Ce soir, pratiquement, toutes ces composantes hissent la production à un niveau enviable. Jean-Pierre Furlan (Samson) qui a longtemps mûri ce rôle lourd, dramatique, avant de l’aborder il y a dix ans, couronne ainsi sa carrière. La voix est sonore, tranchante, ardente, pour un ténor héroïque. Jamais on ne sent l’effort. Le héros, prophète inspiré au cœur tendre, est particulièrement émouvant au dernier acte, entaché cependant d’inégalités. « Vois ma misère » souffre ponctuellement d’un vibrato mal maîtrisé qui en altère la ligne, même s’il génère une émotion vraie. Par contre, il faut souligner une présence dramatique qu’on ne lui a pas toujours connue. Dalila est Vikena Kamenica, mezzo albanaise, rare en France, où l’opéra-Théâtre de Metz l’a introduite en 2016. La prise de rôle est pleinement convaincante. Tragédienne pour la déclamation, virtuose pour les rares vocalises, sa voix est longue, égale, puissante, et surtout colorée, charnue à souhait. La palette expressive, large, même si on est loin de «cette descendante des gitanes d’Afrique » (Saint-Saëns à propos de Pauline Viardot) lui permet de se montrer séductrice, enjôleuse, autoritaire, ironique, véhémente, l’essentiel est là. De surcroît sa maîtrise du français force l’admiration. Tout juste souhaite-t-on davantage de séduction dans le jeu. Le Grand-prêtre est Alexandre Duhamel, baryton héroïque, puissant, digne, mais aussi odieux au dernier tableau. Familier de l’ouvrage dont il chanta le Vieillard hébreu, sa présence vocale et dramatique en fait l’égal de ses grands devanciers, Robert Massard et Ernest Blanc. Admirable d’autorité et de présence, il brille dans « J’ai gravi la montagne » et dans « Gloire à Dagon », mais aussi et surtout dans ses affrontements avec Samson, comme dans ses dialogues avec Dalila. Un modèle de diction et de conduite de la ligne, comme à l’accoutumée. Abimélech, l’oppresseur inventé par le librettiste, est Patrick Bolleire, imposant tant par sa stature que par sa voix. Il a la couleur sombre exigée, comme la prestance. Nous le retrouverons dans le même emploi à Massy, avec Wojtek Smilek, qui chantera de nouveau le Vieillard hébreu, exemplaire dans ce second rôle : le sage nous impressionne dans ses graves caverneux. Aucun des autres protagonistes ne déçoit. Le second Philistin, Jean-Sébastien Frantz, donne envie de l’écouter davantage après sa brève intervention.

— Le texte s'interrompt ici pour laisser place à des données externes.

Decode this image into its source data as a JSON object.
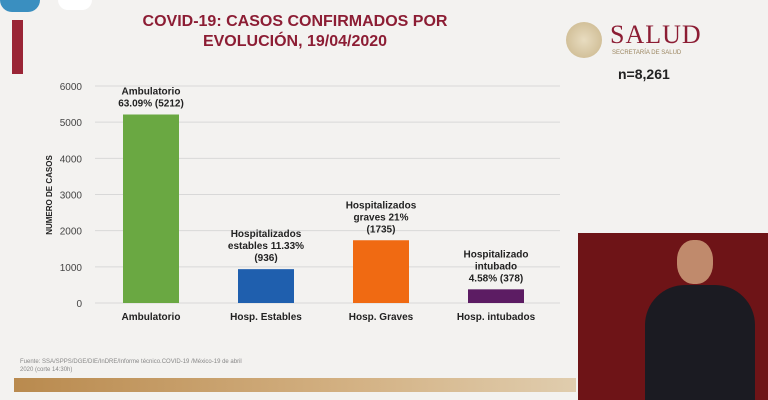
{
  "header": {
    "title_line1": "COVID-19: CASOS CONFIRMADOS POR",
    "title_line2": "EVOLUCIÓN, 19/04/2020",
    "logo_text": "SALUD",
    "logo_sub": "SECRETARÍA DE SALUD",
    "n_label": "n=8,261"
  },
  "footnote_line1": "Fuente: SSA/SPPS/DGE/DIE/InDRE/Informe técnico.COVID-19 /México-19 de abril",
  "footnote_line2": "2020 (corte 14:30h)",
  "chart_data": {
    "type": "bar",
    "title": "COVID-19: CASOS CONFIRMADOS POR EVOLUCIÓN, 19/04/2020",
    "ylabel": "NUMERO DE CASOS",
    "xlabel": "",
    "ylim": [
      0,
      6000
    ],
    "yticks": [
      0,
      1000,
      2000,
      3000,
      4000,
      5000,
      6000
    ],
    "grid": true,
    "categories": [
      "Ambulatorio",
      "Hosp. Estables",
      "Hosp. Graves",
      "Hosp. intubados"
    ],
    "values": [
      5212,
      936,
      1735,
      378
    ],
    "colors": [
      "#6aa842",
      "#1f5fae",
      "#f06a12",
      "#5c1c63"
    ],
    "data_labels": [
      [
        "Ambulatorio",
        "63.09% (5212)"
      ],
      [
        "Hospitalizados",
        "estables 11.33%",
        "(936)"
      ],
      [
        "Hospitalizados",
        "graves 21%",
        "(1735)"
      ],
      [
        "Hospitalizado",
        "intubado",
        "4.58% (378)"
      ]
    ]
  }
}
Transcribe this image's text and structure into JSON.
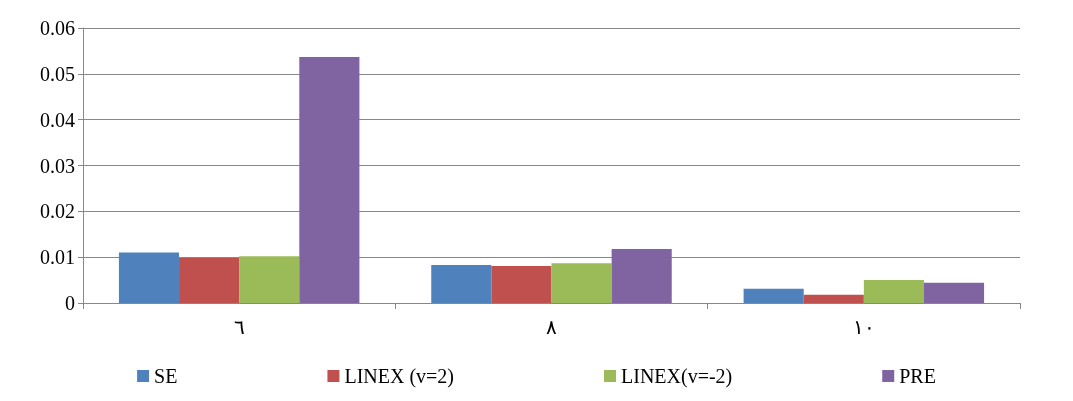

Acteur majeur de cette fresque, le Choeur de l’Opéra-Théâtre de Metz Métropole ouvre la première page, avec une progression remarquablement conduite jusqu’à la fugue : l’ensemble est puissant, parfaitement réglé, expressif. De ses nombreuses et riches interventions, retenons le bref chœur a cappella « qu’as-tu fait de tes frères » du plus bel effet. Soulignons aussi sa présence et son jeu dramatique. Nombreux, de par la volonté de Saint-Saëns d’utiliser la plus large palette sonore, l’Orchestre National de Lorraine déborde de la fosse pour loger harpe et percussions dans les loges d’avant-scène. Dès la nuit du début, avec ses vents intervenant par touches, on sait que la soirée s’annonce sous les meilleurs auspices. Puissant, mais sans lourdeur, clair, nuancé, transparent, c’est un bonheur constant. Unique accroc : durant quelques mesures, l’orchestre peine à suivre lors de l’affrontement Samson – Abimelech, mais sinon, la formation est toujours ductile, d’un ensemble remarquable. Elle trouve le souffle et les respirations, sous la baguette experte de Jacques Mercier, pour une version épurée et grandiose. L’enfant du pays, qui a tant fait pour le répertoire français, dirige son orchestre pour la dernière fois, avec une passion redoublée. Cette annonce, de Paul-Emile Founy, durant les acclamations finales, vaut au chef une émouvante et longue standing ovation.